The limit of $(1+\frac1x)^x$ as $x\to\infty$
Very easily: your calculator is using double-precision floating-point arithmetic.
So the values of $1+\dfrac1x$ are truncated to $53$ bits and the larger $x$, the more significant bits are lost. You are actually computing $(1+\epsilon)^x$ where $\epsilon$ is a truncation of $\dfrac1x$ to a multiple of $2^{-53}$. In the intervals such that $\epsilon$ remains constant, you get an exponential curve.
When you exceed $x=2^{53}\approx9.0072\times10^{15}$, then $\epsilon=0$.
As you can verify, the previous jumps occur precisely at
$$\epsilon=3\cdot2^{-53}\to x\approx3.0024\times10^{15},$$
$$\epsilon=6\cdot2^{-53}\to x\approx1.5012\times10^{15},$$ and probably $$\epsilon=7\cdot2^{-53}\to x\approx1.2867\times10^{15}.$$
The particular integers that appear depend on the details of the division algorithm used (with possible guard bits and rounding).
For the computation of the powers, logarithms are used, yielding the formula
$$\left(1+\frac1x\right)^x\approx e^{x\ln(1+\epsilon)}.$$
As $\ln(1+\epsilon)\approx\epsilon$ in theory, we can expect that $\ln(1+\epsilon)$ is evaluated like $\eta$, a value close to $\epsilon$, but not necessarily a simple multiple (also because of the inner details of the algorithm). At the jump points, $x=1/\epsilon$ and the function value is $e^{\eta/\epsilon}$.
This explains why the largest value is exactly $e^2=7.3890\cdots$, due to $\epsilon=2^{-53}$ and $\eta=2\cdot2^{-53}$.
The two values at $\epsilon=3\cdot2^{-53}$ must be exactly $e^{2/3}$ and $e^{4/3}$, corresponding to $\eta=2\cdot2^{-53}$ and $4\cdot2^{-53}$ respectively.
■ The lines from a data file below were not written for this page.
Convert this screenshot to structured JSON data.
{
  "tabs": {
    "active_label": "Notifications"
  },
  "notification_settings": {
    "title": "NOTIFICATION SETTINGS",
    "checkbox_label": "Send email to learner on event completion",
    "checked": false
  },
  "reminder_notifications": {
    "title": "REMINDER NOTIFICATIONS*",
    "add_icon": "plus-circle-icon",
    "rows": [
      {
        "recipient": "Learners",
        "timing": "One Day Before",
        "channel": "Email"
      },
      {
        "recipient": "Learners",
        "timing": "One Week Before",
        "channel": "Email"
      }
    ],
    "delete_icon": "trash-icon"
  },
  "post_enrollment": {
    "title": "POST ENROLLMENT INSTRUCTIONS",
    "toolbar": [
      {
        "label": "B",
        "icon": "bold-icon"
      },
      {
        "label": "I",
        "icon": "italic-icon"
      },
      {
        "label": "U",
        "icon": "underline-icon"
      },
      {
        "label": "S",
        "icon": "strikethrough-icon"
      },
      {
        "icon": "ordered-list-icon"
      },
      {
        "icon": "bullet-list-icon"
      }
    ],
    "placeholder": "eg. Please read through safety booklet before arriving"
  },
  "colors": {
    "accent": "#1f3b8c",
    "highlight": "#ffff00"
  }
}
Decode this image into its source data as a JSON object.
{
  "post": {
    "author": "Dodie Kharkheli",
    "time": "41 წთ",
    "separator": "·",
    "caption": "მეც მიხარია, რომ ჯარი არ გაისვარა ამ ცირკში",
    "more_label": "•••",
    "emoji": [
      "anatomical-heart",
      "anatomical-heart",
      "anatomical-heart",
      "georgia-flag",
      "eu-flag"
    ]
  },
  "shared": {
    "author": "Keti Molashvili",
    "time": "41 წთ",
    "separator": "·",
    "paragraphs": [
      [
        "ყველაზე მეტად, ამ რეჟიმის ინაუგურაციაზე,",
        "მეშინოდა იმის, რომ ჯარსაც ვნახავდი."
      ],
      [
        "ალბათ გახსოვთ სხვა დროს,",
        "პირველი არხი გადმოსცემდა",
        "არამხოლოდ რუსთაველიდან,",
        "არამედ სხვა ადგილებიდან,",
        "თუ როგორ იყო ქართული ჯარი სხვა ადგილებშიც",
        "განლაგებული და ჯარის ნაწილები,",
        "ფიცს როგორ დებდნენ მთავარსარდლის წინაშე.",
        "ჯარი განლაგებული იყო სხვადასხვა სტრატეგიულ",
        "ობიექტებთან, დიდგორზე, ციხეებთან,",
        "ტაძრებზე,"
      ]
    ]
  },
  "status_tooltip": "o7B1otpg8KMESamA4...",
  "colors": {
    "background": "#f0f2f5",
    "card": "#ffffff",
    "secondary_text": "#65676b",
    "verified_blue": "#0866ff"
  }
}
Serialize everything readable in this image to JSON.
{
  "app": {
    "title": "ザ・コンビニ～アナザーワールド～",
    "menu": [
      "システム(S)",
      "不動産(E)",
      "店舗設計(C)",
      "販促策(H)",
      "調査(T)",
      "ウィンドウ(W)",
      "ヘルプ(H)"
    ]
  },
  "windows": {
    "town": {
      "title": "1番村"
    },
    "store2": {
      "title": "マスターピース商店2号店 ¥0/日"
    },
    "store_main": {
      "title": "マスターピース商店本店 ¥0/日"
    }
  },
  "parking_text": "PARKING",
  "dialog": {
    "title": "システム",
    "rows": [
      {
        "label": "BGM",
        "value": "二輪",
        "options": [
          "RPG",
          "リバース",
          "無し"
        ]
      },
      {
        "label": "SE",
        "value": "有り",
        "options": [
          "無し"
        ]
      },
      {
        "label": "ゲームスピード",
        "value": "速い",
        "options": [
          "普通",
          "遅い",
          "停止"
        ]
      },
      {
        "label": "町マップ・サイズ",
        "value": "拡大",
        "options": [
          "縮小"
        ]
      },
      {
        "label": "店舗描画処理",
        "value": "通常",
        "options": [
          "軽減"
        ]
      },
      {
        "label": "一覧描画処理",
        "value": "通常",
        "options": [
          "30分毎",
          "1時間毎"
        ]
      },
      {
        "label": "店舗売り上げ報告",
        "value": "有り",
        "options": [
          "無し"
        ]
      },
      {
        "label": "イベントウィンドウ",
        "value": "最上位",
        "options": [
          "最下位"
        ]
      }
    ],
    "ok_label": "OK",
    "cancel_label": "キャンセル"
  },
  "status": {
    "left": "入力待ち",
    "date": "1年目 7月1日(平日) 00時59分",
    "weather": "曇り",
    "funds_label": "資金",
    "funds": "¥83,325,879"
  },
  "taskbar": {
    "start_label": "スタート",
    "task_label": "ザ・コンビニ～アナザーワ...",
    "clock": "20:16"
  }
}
The values at $\epsilon=6\cdot2^{-53}$ can be conjectured to be $e^{19/24}$ and $2^{29/24}$ (from $\eta=4.75\cdot2^{-53}$ and $7.25\cdot2^{-53}$), but this is less sure.
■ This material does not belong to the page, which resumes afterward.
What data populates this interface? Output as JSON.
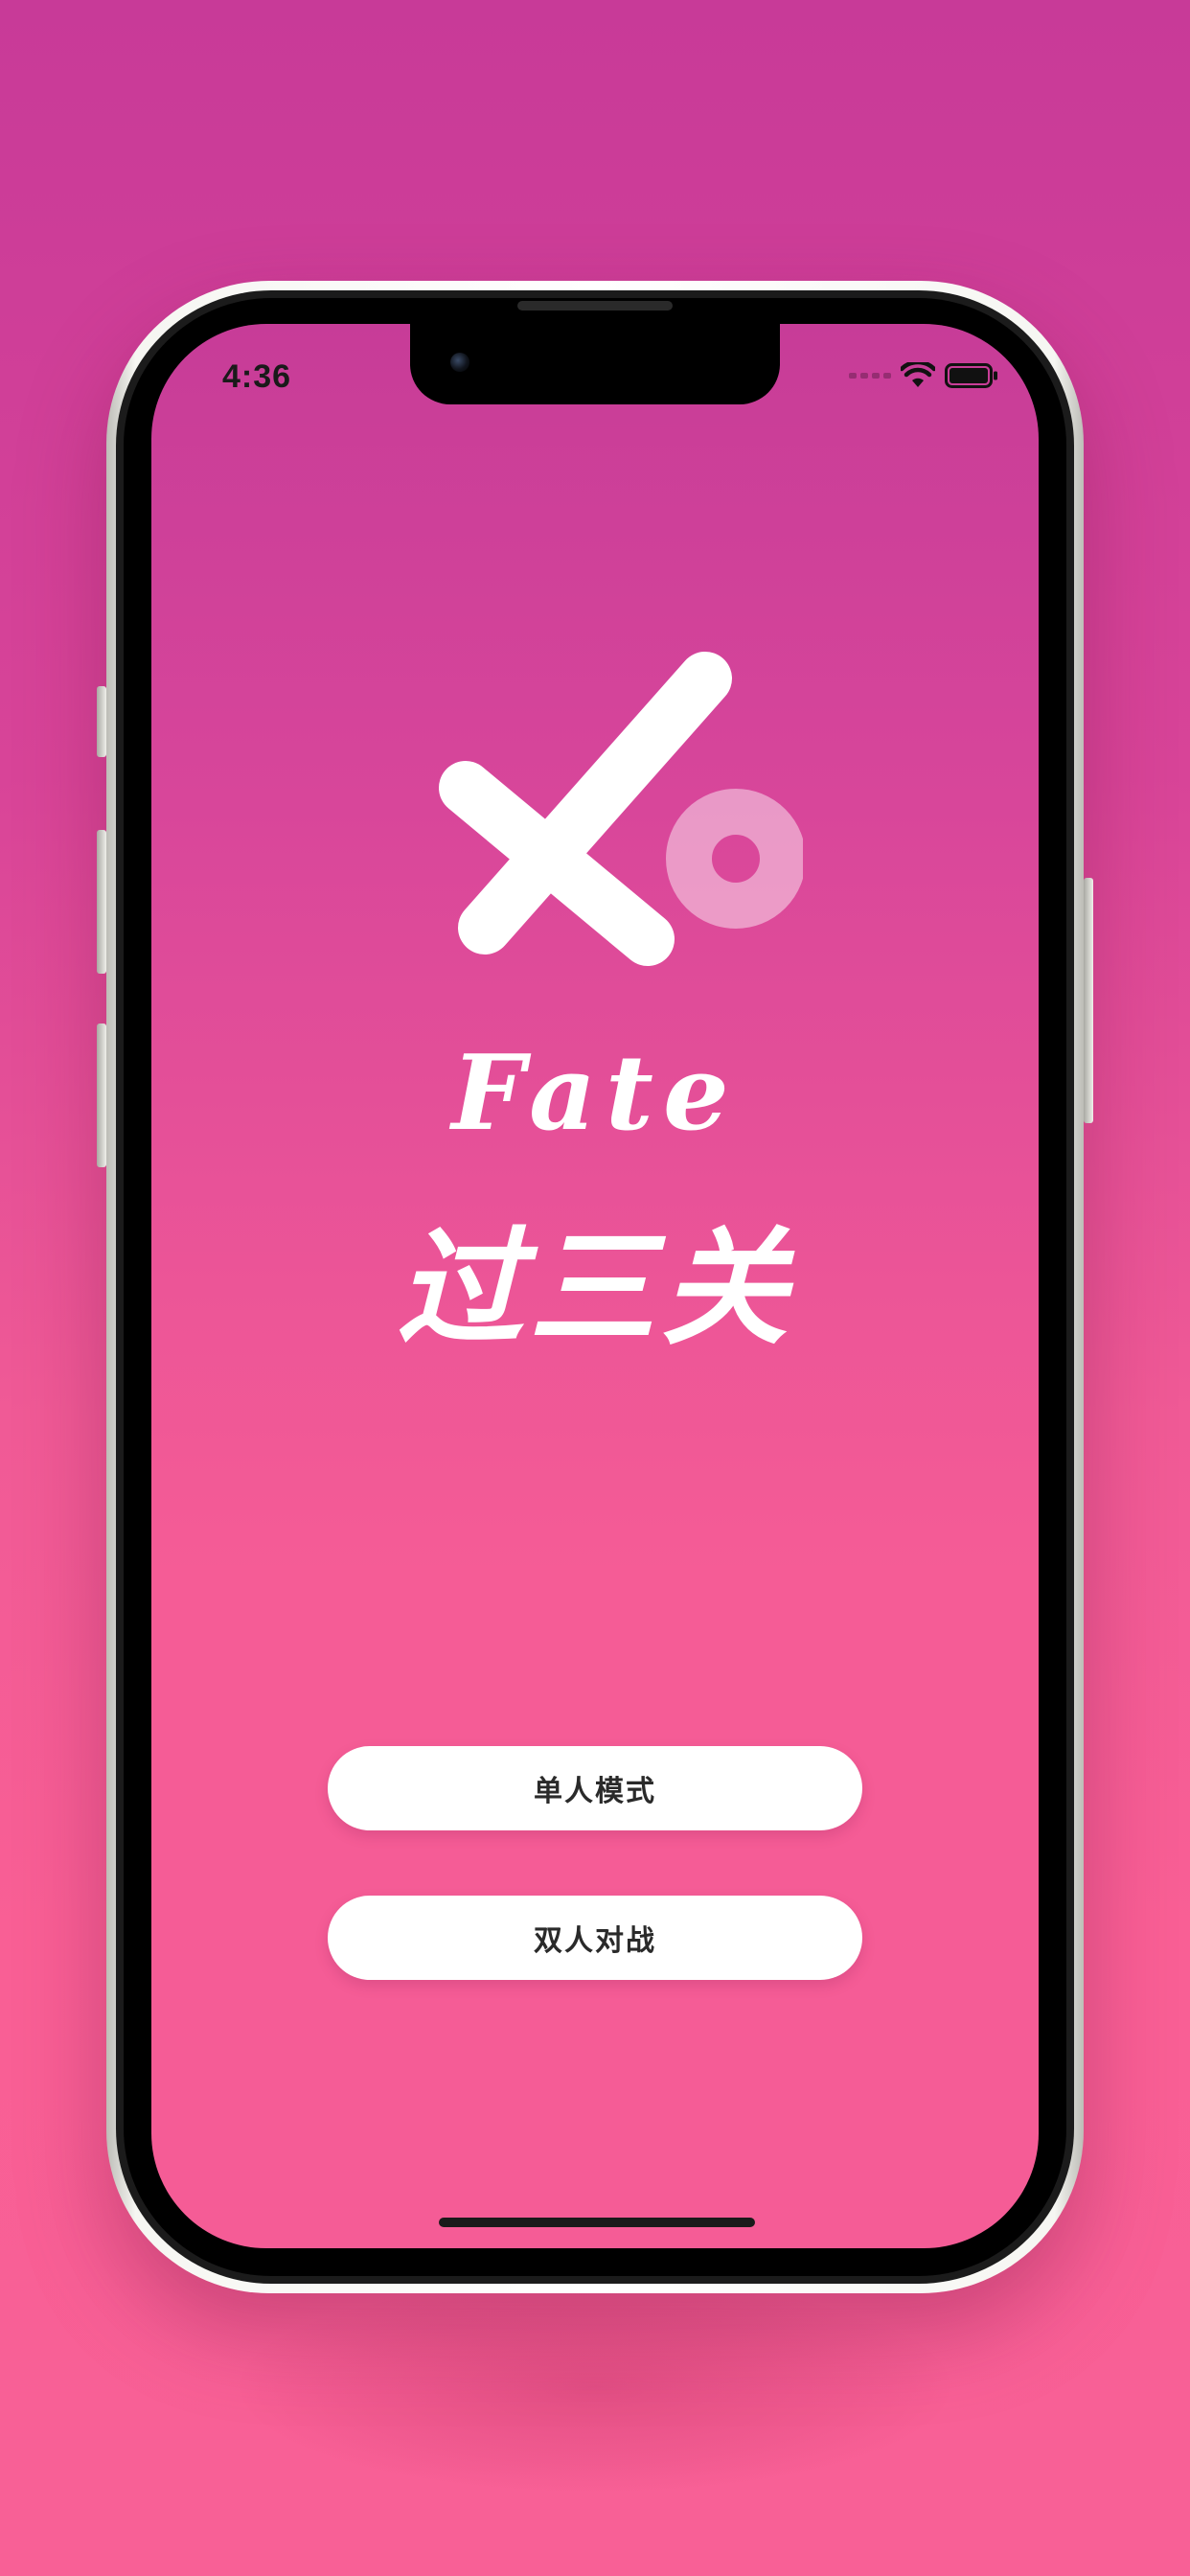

Below is a qualitative simulation of this phenomenon with the formula
$$e^{\frac x{64}\left[\frac{64}x\right]}$$ where the brackets denote a rounding operation.
The "envelope" curves are the exponentials $e^{1\pm x/128}$.
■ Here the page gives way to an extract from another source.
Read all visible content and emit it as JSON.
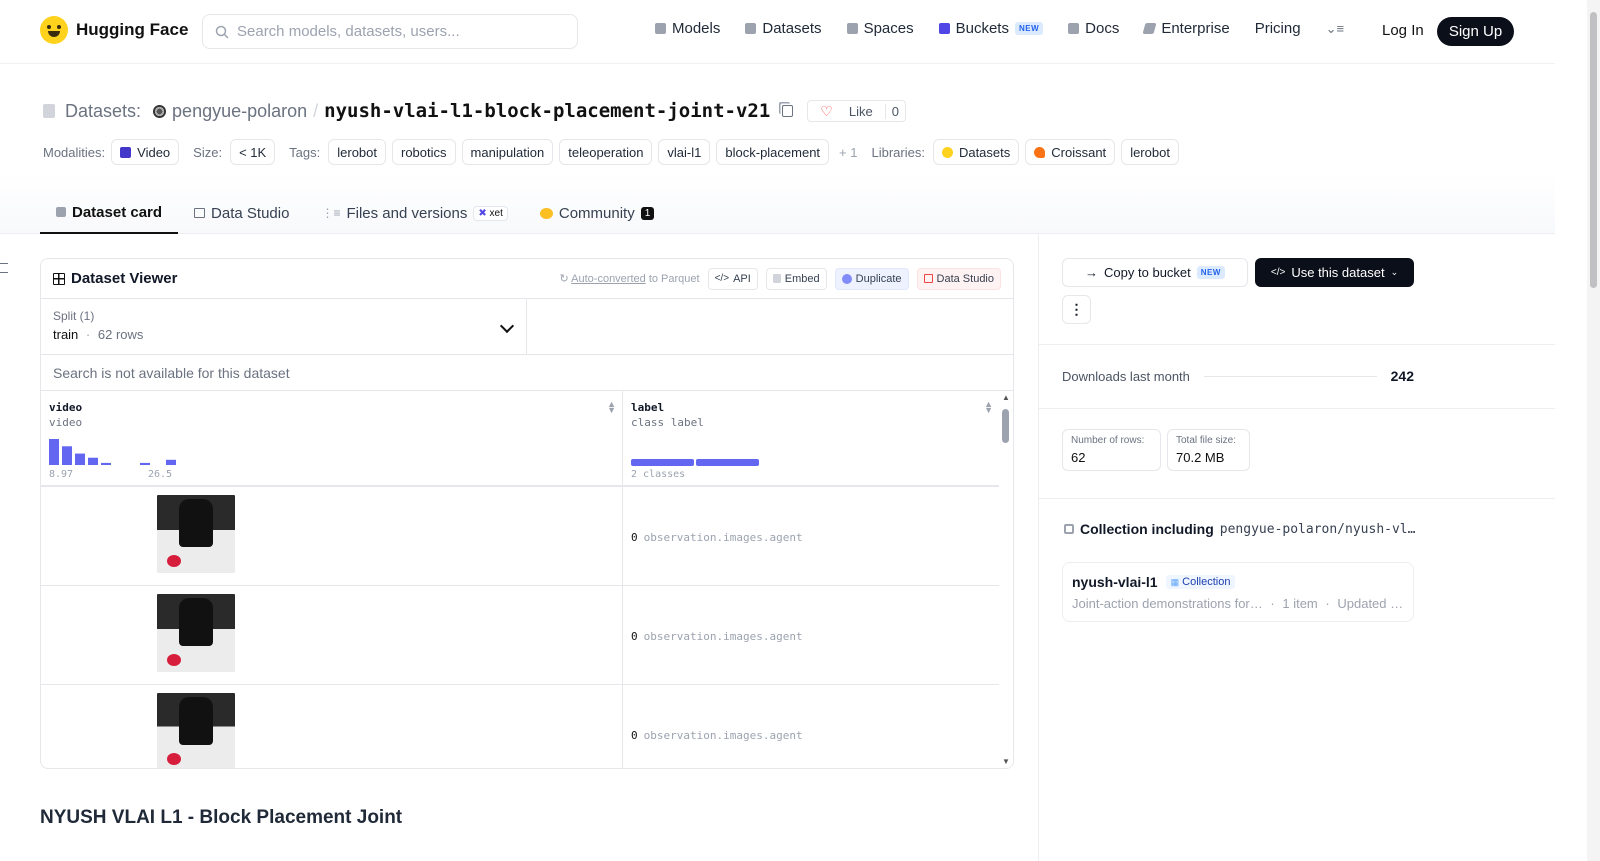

I think this is a floating point error, coming from the fact that inside computers, numbers are constantly being rounded to some fixed number of significant digits. Basically, once $x$ becomes large enough, $\frac1x$ becomes really small, and the program cannot tell the difference between $1 + \frac1x$ and $1+\frac1{x+d}$ for relatively small $d$. That means that for an entire interval, $1 + \frac1x$ gets rounded to some fixed $1+\frac1{x_0}$, and then exponentiated. You can note that on each of the separate continuous parts, the function looks very much like $a^x$ would for some constant $a$.
After $9\cdot 10^{15}$, the program just gives up completely, says "as far as I'm concerned, $1 + \frac1x = 1$" and your function becomes constant.